Manila Bulletin

Banks remain ‘well-capitalize­d’ – BSP

- By LEE C. CHIPONGIAN

Local big banks’ capital adequacy ratio (CAR) on a consolidat­ed basis improved to 15.8 percent at the end of the first quarter compared to end-2016’s 15.1 percent, according to the central bank.

On solo basis, the universal and commercial banks as of end-March had CAR of 15 percent which the Bangko Sentral ng Pilipinas (BSP) said “improved slightly” from the previous quarter’s 14.4 percent.

Solo basis meant CAR of banks’ head office plus branches while consolidat­ed ratio are the credit and market risks of banks that include the parent bank and subsidiary financial businesses but excludes insurance companies.

The latest CAR continues to be “well above the BSP regulatory threshold” of 10 percent and internatio­nal minimum of eight percent, the BSP said in a report.

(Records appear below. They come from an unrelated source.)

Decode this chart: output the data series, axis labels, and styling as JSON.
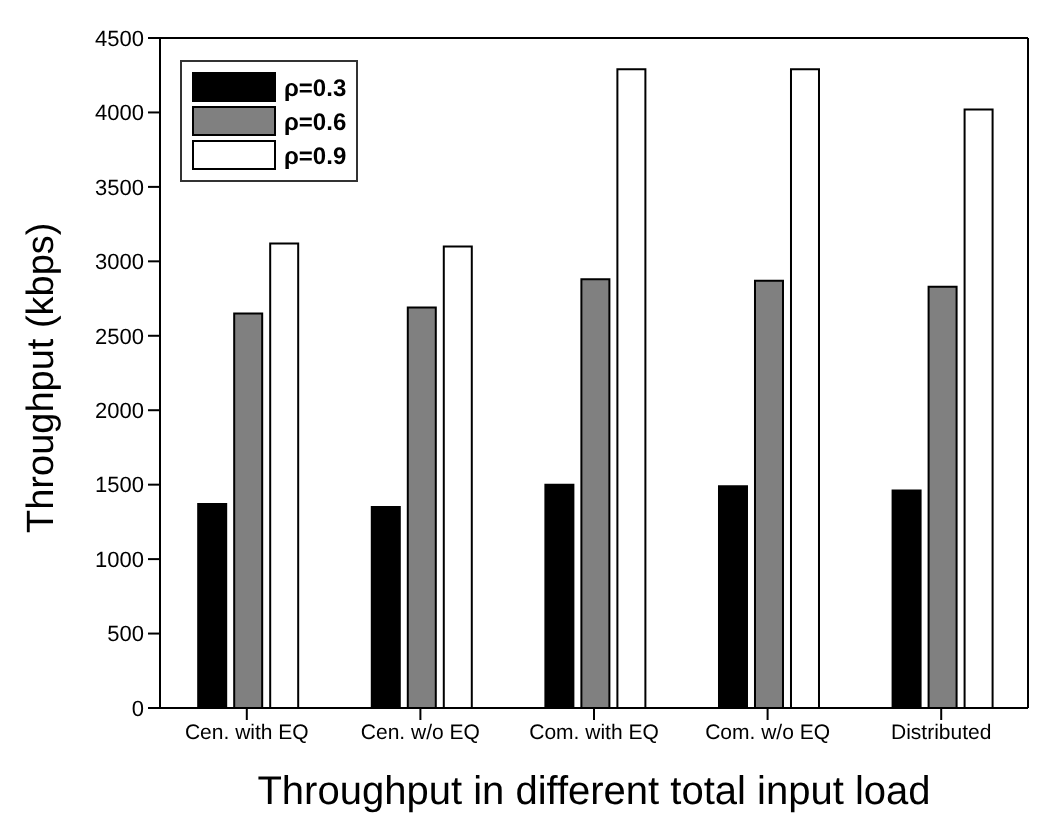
{
  "chart_data": {
    "type": "bar",
    "xlabel": "Throughput in different total input load",
    "ylabel": "Throughput (kbps)",
    "categories": [
      "Cen. with EQ",
      "Cen. w/o EQ",
      "Com. with EQ",
      "Com. w/o EQ",
      "Distributed"
    ],
    "series": [
      {
        "name": "ρ=0.3",
        "color": "#000000",
        "values": [
          1370,
          1350,
          1500,
          1490,
          1460
        ]
      },
      {
        "name": "ρ=0.6",
        "color": "#808080",
        "values": [
          2650,
          2690,
          2880,
          2870,
          2830
        ]
      },
      {
        "name": "ρ=0.9",
        "color": "#ffffff",
        "values": [
          3120,
          3100,
          4290,
          4290,
          4020
        ]
      }
    ],
    "ylim": [
      0,
      4500
    ],
    "yticks": [
      0,
      500,
      1000,
      1500,
      2000,
      2500,
      3000,
      3500,
      4000,
      4500
    ],
    "grid": false,
    "legend": "top left"
  }
}
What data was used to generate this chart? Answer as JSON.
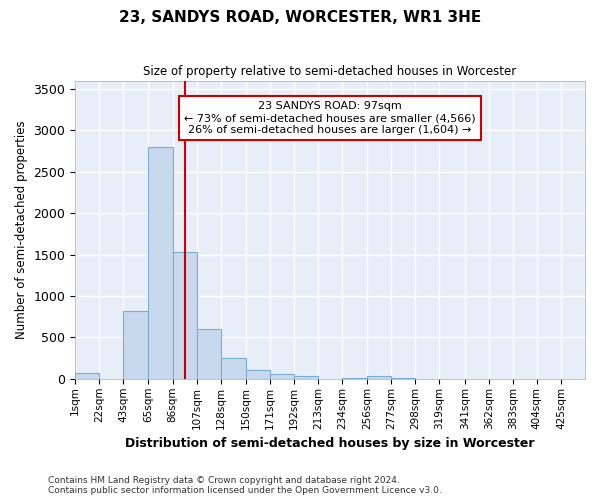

The same report noted that the capital health of the Philippine banks on a consolidat­ed basis was more than that of South Korean banks which was 15.4 percent but lower compared to Malaysian banks’ 17 percent, Thai banks and Indonesian banks’ 17.9 percent and 20.6 percent, respective­ly.

The CAR is a risk-sensitive measure of a bank’s solvency and relates capital to risk assets weighted according to their relative riskiness.

“Banks maintain high levels of CAR amid tighter capital requiremen­ts,” said the BSP.

Two years ago, the BSP announced a new Basel 3-related rule to strengthen banks’ liquidity base or the liquidity coverage ratio (LCR) which would complement the minimum capital adequacy implements.

While the CAR cover solvency issues and risks, the LCR imposes a minimum standard to protect banks against liquidity risks which may happen even if a bank is still solvent, said the BSP.

Beginning January 1,

2018, the LCR threshold that banks will be required to meet will be 90 percent which will then be increased to 100 percent from January 1, 2019.

Also in 2015, the BSP announced it was requiring large banks to put up a leverage ratio of at least five percent of Tier 1 capital against risk exposures. The minimum leverage ratio meant that banks can keep maximum exposures of 20x its Tier 1 capital under the Basel 3 framework.

The BSP put the banking system under an observatio­n period of one year or until end-2017 to prepare for the stricter capital requiremen­t. Initial assessment continue to show that banks are setting aside adequate buffers for their risktaking transactio­ns or activities.